Source: www.camerounweb.com

EXCLUSIF – Détention illégale au SED : le Pr Aba'a Oyono réclame 3 milliards de francs CFA à la DGRE

Plusieurs semaines après sa libération, le Professeur Aba'a Oyono passe à l'offensive. Selon des informations exclusives révélées par le lanceur d'alerte Boris Bertolt, l'universitaire et ancien conseiller politique d'Issa Tchiroma Bakary a engagé une procédure judiciaire contre la Direction Générale de la Recherche Extérieure (DGRE), réclamant un préjudice évalué à 3 milliards de francs CFA. En cause : l'implication directe d'agents de ce service de renseignement dans son kidnapping et sa détention illégale pendant 42 jours au sein du très redouté Service d'Études et de Documentation (SED).


Arrêté le 25 octobre 2025 dans le sillage de la crise post-électorale, en même temps que de nombreux proches de l'opposant Issa Tchiroma, le Pr Aba'a Oyono avait retrouvé la liberté le 5 décembre 2025, sans qu'aucune communication officielle ne justifie ni son arrestation ni sa remise en liberté. Intellectuel réputé, il était alors présenté comme l'un des principaux conseillers politiques de Tchiroma Bakary, dont il rédigeait les discours, après avoir exercé des fonctions similaires auprès de Maurice Kamto, figure de proue du Mouvement pour la Renaissance du Cameroun.

La qualification des faits est au cœur de la démarche judiciaire du professeur. En ciblant nommément la DGRE et en parlant de « kidnapping » — et non d'arrestation —, le Pr Aba'a Oyono entend démontrer que sa privation de liberté ne relevait d'aucun cadre légal, mais constituait une opération clandestine menée par des agents de l'État en dehors de tout mandat judiciaire.
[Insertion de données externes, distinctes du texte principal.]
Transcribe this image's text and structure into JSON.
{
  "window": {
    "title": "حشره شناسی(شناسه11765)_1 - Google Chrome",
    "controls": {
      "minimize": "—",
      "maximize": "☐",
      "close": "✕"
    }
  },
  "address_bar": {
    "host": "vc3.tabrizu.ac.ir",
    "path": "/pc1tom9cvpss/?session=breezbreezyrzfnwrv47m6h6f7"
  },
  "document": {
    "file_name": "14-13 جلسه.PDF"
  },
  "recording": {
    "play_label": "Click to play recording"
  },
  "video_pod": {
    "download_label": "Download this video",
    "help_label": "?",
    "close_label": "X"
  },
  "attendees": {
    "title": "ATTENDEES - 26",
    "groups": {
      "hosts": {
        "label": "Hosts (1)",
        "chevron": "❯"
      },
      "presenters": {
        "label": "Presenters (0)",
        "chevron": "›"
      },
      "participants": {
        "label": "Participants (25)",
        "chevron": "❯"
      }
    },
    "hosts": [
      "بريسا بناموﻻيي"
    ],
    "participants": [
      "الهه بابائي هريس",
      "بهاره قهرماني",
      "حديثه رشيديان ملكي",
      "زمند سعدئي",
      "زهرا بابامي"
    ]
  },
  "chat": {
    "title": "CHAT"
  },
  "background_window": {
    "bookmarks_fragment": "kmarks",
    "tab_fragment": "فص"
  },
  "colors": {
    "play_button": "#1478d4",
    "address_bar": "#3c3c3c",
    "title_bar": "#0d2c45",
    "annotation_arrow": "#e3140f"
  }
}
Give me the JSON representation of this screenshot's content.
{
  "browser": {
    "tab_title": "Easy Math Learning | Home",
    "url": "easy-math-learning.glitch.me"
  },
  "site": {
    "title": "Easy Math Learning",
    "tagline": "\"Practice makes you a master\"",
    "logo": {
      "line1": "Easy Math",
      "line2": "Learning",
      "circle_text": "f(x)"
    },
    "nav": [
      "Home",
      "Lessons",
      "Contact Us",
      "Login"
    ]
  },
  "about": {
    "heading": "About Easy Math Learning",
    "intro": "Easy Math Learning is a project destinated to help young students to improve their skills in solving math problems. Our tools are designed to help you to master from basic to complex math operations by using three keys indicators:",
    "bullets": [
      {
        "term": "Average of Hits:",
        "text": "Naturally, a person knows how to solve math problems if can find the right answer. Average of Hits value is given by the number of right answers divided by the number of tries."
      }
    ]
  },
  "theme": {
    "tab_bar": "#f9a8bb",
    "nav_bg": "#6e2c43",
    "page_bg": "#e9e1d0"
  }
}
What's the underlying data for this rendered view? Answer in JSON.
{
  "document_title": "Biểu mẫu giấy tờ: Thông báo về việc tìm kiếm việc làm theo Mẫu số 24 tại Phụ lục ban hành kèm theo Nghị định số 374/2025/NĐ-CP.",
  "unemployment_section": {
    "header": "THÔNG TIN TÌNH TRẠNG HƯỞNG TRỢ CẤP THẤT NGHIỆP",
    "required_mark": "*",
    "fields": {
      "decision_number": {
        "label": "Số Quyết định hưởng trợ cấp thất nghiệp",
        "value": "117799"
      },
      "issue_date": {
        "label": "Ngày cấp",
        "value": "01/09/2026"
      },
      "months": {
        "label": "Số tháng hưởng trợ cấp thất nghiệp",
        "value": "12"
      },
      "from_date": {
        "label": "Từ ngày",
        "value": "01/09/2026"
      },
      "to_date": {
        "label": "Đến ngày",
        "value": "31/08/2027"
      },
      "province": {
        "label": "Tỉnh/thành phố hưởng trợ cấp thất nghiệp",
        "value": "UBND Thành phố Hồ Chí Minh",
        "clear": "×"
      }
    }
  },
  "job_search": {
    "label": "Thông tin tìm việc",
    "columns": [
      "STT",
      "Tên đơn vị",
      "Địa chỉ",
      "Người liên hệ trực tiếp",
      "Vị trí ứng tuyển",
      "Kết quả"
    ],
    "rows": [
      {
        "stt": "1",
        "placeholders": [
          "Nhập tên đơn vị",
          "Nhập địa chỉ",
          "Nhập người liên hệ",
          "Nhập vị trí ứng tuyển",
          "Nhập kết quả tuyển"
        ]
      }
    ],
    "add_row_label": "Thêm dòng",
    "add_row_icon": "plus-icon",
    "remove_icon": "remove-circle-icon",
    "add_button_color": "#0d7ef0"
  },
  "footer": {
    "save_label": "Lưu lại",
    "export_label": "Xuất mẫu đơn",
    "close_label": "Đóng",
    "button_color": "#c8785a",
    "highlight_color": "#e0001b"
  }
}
Une accusation d'une extrême gravité, qui, si elle est étayée, exposerait l'un des services de renseignement les plus opaques du Cameroun à une mise en cause publique et institutionnelle sans précédent.


Cette procédure s'inscrit dans un contexte particulièrement lourd. La mort en détention d'Anicet Ekanè, autre figure du camp Tchiroma, survenue quelques jours seulement avant la libération du professeur, a mis en lumière les conditions de détention des opposants arrêtés durant cette période. Plus de 400 personnes restent sous la menace d'une inculpation devant le Tribunal militaire, parmi lesquelles Djeukam Tchameni et Parfait Mbvoum, ancien cadre du Social Democratic Front, selon un collectif d'avocats mobilisé sur ce dossier.


Avec une demande chiffrée à 3 milliards de francs CFA, le Pr Aba'a Oyono envoie un signal politique autant que judiciaire : celui d'un homme qui refuse que sa détention reste sans suite, et qui entend faire de son affaire un cas d'école sur les dérives sécuritaires de l'État camerounais en période de crise post-électorale. L'issue de cette procédure, si elle va à son terme, pourrait constituer un précédent majeur dans l'histoire judiciaire du Cameroun.